THE ISSUE: Legislation may be answer
The issue emerges whenever there is a major corporate merger or acquisition in Barbados. Concerns are raised about the rights of minority shareholders, those whose combined stock in an enterprise is less than 50 per cent. In fact, very often the percentage is in single digits.
It is a topic the Financial Services Commission (FSC), having assumed responsibilities previously held by the Security Exchange Commission, was recently drawn into in light of concerns raised in relation to the Almond Resorts Inc. and the sale of its three properties in Barbados.
In December last year FSC acting chief executive officer (CEO) Warrick Ward said his organisation was looking out for small shareholders, noting there were instances when it acted to ensure these individual rights were not infringed.

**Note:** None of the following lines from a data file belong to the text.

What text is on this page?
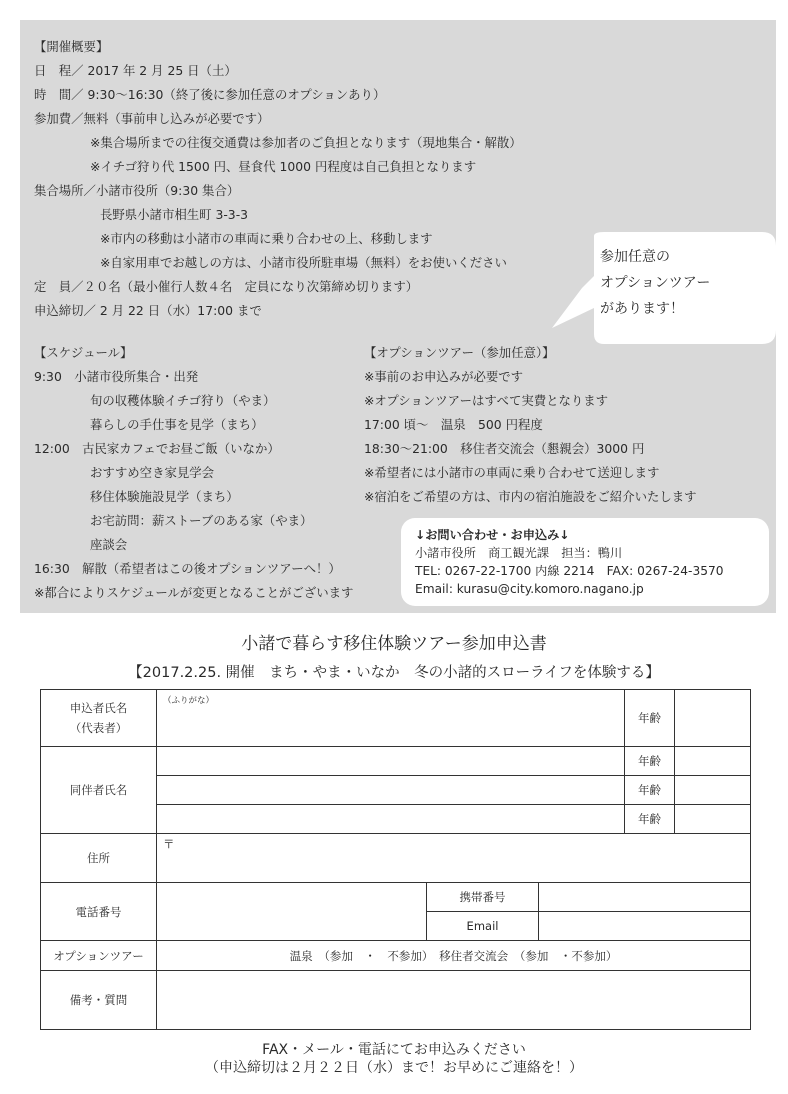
【開催概要】
日　程／ 2017 年 2 月 25 日（土）
時　間／ 9:30〜16:30（終了後に参加任意のオプションあり）
参加費／無料（事前申し込みが必要です）
※集合場所までの往復交通費は参加者のご負担となります（現地集合・解散）
※イチゴ狩り代 1500 円、昼食代 1000 円程度は自己負担となります
集合場所／小諸市役所（9:30 集合）
長野県小諸市相生町 3-3-3
※市内の移動は小諸市の車両に乗り合わせの上、移動します
※自家用車でお越しの方は、小諸市役所駐車場（無料）をお使いください
定　員／２０名（最小催行人数４名　定員になり次第締め切ります）
申込締切／ 2 月 22 日（水）17:00 まで
参加任意の
オプションツアー
があります！
【スケジュール】
9:30　小諸市役所集合・出発
旬の収穫体験イチゴ狩り（やま）
暮らしの手仕事を見学（まち）
12:00　古民家カフェでお昼ご飯（いなか）
おすすめ空き家見学会
移住体験施設見学（まち）
お宅訪問：薪ストーブのある家（やま）
座談会
16:30　解散（希望者はこの後オプションツアーへ！）
※都合によりスケジュールが変更となることがございます
【オプションツアー（参加任意）】
※事前のお申込みが必要です
※オプションツアーはすべて実費となります
17:00 頃〜　温泉　500 円程度
18:30〜21:00　移住者交流会（懇親会）3000 円
※希望者には小諸市の車両に乗り合わせて送迎します
※宿泊をご希望の方は、市内の宿泊施設をご紹介いたします
↓お問い合わせ・お申込み↓
小諸市役所　商工観光課　担当：鴨川
TEL: 0267-22-1700 内線 2214　FAX: 0267-24-3570
Email: kurasu@city.komoro.nagano.jp
小諸で暮らす移住体験ツアー参加申込書
【2017.2.25. 開催　まち・やま・いなか　冬の小諸的スローライフを体験する】
申込者氏名
（代表者）	（ふりがな）			年齢	
同伴者氏名				年齢	
				年齢	
				年齢	
住所	〒				
電話番号		携帯番号			
		Email			
オプションツアー	温泉　（参加　・　不参加）　移住者交流会　（参加　・不参加）				
備考・質問					
FAX・メール・電話にてお申込みください
（申込締切は２月２２日（水）まで！お早めにご連絡を！）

“As regulator we also are very interested in understanding the rights and we try to preserve the rights of the minority shareholders. If we have entities being bought over and they are leaving Barbados’ stock exchange we still maintain that they need to be registered with us so that they are under the regulatory ambit of the FSC and that we are able to preserve the rights of those minority shareholders,” he said.
“That’s something that we regulatory do here at the FSC. I obviously don’t want to call any names of companies, but there have been companies very recently that left the stock exchange, [they] either had been bought out or they just removed themselves off the exchange and we made sure that they are still registered here.”

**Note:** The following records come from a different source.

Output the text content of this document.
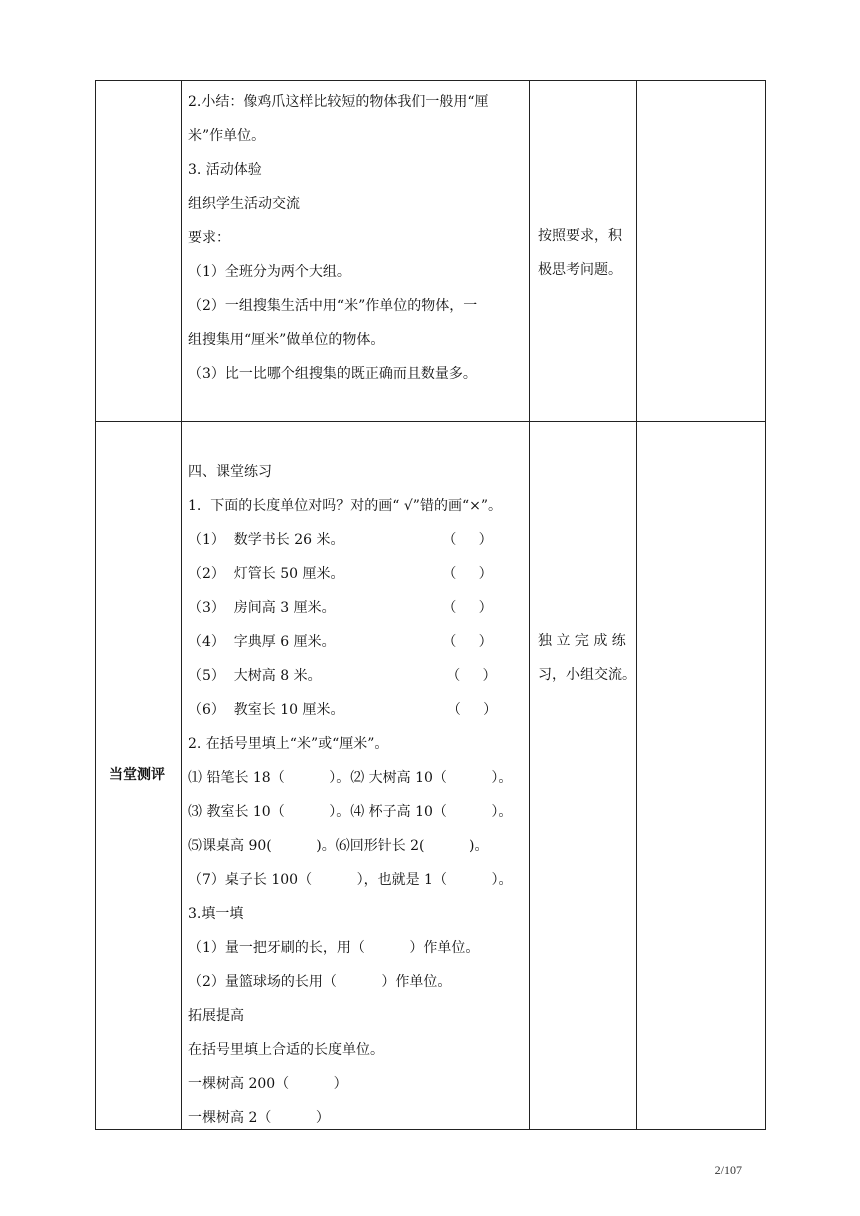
2.小结：像鸡爪这样比较短的物体我们一般用“厘
米”作单位。
3. 活动体验
组织学生活动交流
要求：
（1）全班分为两个大组。
（2）一组搜集生活中用“米”作单位的物体，一
组搜集用“厘米”做单位的物体。
（3）比一比哪个组搜集的既正确而且数量多。
按照要求，积
极思考问题。
当堂测评
四、课堂练习
1.  下面的长度单位对吗？对的画“ √”错的画“×”。
（1）  数学书长 26 米。                      （     ）
（2）  灯管长 50 厘米。                      （     ）
（3）  房间高 3 厘米。                        （     ）
（4）  字典厚 6 厘米。                        （     ）
（5）  大树高 8 米。                            （     ）
（6）  教室长 10 厘米。                       （     ）
2. 在括号里填上“米”或“厘米”。
⑴ 铅笔长 18（          ）。⑵ 大树高 10（          ）。
⑶ 教室长 10（          ）。⑷ 杯子高 10（          ）。
⑸课桌高 90(          )。⑹回形针长 2(          )。
（7）桌子长 100（          ），也就是 1（          ）。
3.填一填
（1）量一把牙刷的长，用（          ）作单位。
（2）量篮球场的长用（          ）作单位。
拓展提高
在括号里填上合适的长度单位。
一棵树高 200（          ）
一棵树高 2（          ）
独 立 完 成 练
习，小组交流。
2/107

This was after FSC acting deputy CEO Cyralene Benskin-Murray said there had been no complaints from Almond minority shareholders that their rights had been infringed.
Hilford Murrell, an attorney at law, financial consultant and co-founder of the Barbados Association of Corporate Shareholders, is one of those respected commentators on issues related to the stock market and the ownership and trading of shares.
His stated view was that “the composition of the majority of our corporate boards may cause some shareholders to question whether the interests of minority shareholders count for anything”.
“Perhaps the time has come when, either by legislation or moral suasion, minority shareholders are vested with the right to elect a director of their choosing. Alternatively, companies should designate and declare which of their directors will oversee the interests of minority shareholders, whose principal interest resides in obtaining full and fair disclosure of all material investment information,” he suggested.
Another expert, accountant and chartered secretary Nicholas Hughes, who is managing director at Monument Management Services Inc., suggested the establishment of a corporate governance framework in Barbados to resolve such concerns.
“It is worth pointing out that not all shareholders are at a disadvantage and it is certainly the case that not all shareholders are treated equally. A shareholder with a controlling interest can influence the direction of a company through its ability to control the composition of the board of directors,” he said in an analysis on the issue.
“We have seen real . . . examples wherein majority shareholders, enjoying distinct advantages over the smaller more dispersed shareholders, have displayed purely opportunistic behaviour at the expense of the minority shareholders. An appropriate corporate governance framework should ensure equitable treatment of all shareholders including minority shareholders,” he suggested.
Such concerns are not peculiar to Barbados.
One of the major concerns that often arises is shareholder oppression, where the majority of shareholders in an entity make decisions that unfairly disadvantage the minority stockowners.
In a paper examining shareholder rights and the equitable treatment of shareholders, Kittitian solicitor Anthony E. Gonsalves concluded that “the equitable treatment of shareholders is fundamental to the maintenance of public confidence in corporations and in the securities market in general and is achieved by the establishment of a minimum set of industry standards applicable across the board against which all corporate action and behaviour can be tested”.
“The failure to maintain the confidence of investors could result in a decline in share purchases and in a general lethargy in investment due to the uncertainty and unpredictability of corporate behaviour,” he said.
Internationally, specifically in Australia, Mark Easton, special counsel in litigation and dispute resolution at Sydney firm K&L Gates, also said it was prudent for company directors “to be mindful of their duty to act fairly between shareholders and consider carefully the effect their decisions could have on minority shareholders”.
“Majority shareholders may expect or demand that the company’s affairs be conducted in the manner most beneficial to them, even if that is detrimental to the other shareholders,” he said.
“While minority shareholders often have little or no ability to influence the affairs of a company, directors must nonetheless act fairly between shareholders and ensure their decisions promote the interests of the company and shareholders generally, not just the majority.”